Noting that the domestic mutual fund distributors get one of the highest upfront fees in the world, the Sebi chief asked the industry to keep such fees within manageable limits. “Nothing stops us from stepping in. But, in my view, we should refrain from taking action unless it is warranted because when Sebi takes action on how much commission should be paid, or not paid, it will be, one, very harsh and, two, impact a large number of players. Also, doing away with it would be difficult,” he said.
Sinha, while addressing the CII Mutual Fund Summit here said: “Not only Sebi but the whole government is worried about this and we have already set up a high-powered committee to look into the type of cost and fees that are being charged to MF investors. So, this is not an issue which an AMC can wish away… Fund houses should read the writing on the wall and introduce some self-discipline.”
Sinha also expressed concern over the slow pace at which advisors have registered with Sebi under the Investment Advisor Regulation.

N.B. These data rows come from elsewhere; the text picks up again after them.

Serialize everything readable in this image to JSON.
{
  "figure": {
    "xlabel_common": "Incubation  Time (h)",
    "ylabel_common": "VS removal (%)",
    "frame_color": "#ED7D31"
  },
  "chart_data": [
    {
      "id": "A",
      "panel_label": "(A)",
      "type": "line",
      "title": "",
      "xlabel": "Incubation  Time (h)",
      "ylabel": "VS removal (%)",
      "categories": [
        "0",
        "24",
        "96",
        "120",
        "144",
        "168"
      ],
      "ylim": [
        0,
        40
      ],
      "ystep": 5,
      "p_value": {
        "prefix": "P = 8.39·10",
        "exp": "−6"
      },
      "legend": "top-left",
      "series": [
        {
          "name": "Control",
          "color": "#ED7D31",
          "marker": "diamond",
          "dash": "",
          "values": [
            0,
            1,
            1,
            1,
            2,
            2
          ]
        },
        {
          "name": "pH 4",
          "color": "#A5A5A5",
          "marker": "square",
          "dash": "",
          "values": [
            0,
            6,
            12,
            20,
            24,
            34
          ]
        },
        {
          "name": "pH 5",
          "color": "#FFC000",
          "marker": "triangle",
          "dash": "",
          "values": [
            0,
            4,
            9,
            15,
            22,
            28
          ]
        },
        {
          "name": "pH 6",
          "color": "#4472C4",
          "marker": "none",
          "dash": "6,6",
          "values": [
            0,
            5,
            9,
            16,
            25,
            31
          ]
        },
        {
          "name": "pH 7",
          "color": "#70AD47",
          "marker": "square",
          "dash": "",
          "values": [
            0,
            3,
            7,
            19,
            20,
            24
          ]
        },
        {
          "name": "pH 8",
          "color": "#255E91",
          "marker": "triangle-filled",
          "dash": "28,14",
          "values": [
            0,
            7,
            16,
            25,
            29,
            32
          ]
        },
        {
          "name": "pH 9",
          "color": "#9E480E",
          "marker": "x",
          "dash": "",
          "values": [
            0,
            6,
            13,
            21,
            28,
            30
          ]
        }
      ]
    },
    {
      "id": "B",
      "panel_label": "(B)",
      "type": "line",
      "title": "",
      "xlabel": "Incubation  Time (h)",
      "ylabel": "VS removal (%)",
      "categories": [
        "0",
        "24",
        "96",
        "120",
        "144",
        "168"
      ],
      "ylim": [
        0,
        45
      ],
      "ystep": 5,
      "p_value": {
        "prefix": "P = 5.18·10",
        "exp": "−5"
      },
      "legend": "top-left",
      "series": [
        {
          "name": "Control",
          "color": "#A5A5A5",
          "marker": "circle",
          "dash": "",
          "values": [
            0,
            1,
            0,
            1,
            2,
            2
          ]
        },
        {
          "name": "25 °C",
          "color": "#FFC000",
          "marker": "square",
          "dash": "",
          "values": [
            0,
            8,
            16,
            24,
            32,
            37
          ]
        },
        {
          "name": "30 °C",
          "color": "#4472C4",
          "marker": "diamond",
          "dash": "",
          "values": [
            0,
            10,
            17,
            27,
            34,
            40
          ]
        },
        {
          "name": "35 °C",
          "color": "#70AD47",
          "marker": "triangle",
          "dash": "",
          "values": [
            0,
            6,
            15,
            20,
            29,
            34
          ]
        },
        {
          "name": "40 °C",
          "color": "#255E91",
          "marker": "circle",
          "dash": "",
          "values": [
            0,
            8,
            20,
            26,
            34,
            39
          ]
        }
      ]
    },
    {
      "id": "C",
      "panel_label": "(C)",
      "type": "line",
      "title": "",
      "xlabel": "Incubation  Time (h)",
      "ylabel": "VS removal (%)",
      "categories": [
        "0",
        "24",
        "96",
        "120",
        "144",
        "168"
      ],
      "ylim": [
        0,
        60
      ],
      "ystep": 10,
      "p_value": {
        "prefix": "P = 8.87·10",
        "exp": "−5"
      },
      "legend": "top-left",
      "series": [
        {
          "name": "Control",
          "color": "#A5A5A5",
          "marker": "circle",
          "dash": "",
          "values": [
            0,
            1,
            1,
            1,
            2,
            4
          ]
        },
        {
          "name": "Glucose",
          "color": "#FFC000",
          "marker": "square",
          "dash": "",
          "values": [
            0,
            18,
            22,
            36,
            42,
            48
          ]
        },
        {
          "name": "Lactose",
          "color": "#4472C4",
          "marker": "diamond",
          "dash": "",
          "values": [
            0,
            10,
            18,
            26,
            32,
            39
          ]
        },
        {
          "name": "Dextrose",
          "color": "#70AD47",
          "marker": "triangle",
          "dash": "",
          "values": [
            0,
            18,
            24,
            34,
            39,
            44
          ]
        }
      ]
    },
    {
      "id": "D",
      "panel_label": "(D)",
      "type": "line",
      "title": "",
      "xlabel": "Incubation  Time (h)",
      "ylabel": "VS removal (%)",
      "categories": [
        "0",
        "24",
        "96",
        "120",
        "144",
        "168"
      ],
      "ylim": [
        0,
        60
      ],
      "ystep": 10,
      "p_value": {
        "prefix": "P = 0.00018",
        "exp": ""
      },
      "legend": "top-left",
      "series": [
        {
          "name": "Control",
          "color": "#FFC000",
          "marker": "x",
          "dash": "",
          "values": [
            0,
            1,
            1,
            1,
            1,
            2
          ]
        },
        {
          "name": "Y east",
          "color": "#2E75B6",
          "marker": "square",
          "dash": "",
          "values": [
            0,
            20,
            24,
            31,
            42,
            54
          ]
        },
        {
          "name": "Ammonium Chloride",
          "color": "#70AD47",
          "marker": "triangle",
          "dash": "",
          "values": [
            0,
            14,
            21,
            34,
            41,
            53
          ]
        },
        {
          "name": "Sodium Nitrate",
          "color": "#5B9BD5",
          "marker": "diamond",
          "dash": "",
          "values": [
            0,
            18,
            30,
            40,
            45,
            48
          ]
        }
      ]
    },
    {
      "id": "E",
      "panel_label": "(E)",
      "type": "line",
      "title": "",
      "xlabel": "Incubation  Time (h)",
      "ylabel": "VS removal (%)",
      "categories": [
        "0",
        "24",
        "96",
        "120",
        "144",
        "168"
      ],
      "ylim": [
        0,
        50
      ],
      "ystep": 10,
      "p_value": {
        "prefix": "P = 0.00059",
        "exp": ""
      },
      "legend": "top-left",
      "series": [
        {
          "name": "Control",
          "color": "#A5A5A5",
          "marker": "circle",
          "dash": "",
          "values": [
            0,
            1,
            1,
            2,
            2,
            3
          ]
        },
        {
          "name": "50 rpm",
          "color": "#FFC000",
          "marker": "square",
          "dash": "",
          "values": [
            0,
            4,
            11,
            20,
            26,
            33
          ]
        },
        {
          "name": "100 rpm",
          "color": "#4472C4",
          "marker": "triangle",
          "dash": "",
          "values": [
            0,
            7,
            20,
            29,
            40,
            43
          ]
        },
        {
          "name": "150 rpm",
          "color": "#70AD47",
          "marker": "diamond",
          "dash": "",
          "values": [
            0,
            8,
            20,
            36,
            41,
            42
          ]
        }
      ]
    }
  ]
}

The Sebi chief raised the issue of MF players improperly using investor education funds. Under Sebi rules, mutual funds have to spend 2 bps of their assets under management on investor awareness education per year. Sinha said about R500 crore was raised between October 2012 and April 2015, but only R330 was used towards investor education. .
Fund houses were also pulled up for violating the 91-day norm for investing in fixed deposit receipts of banks.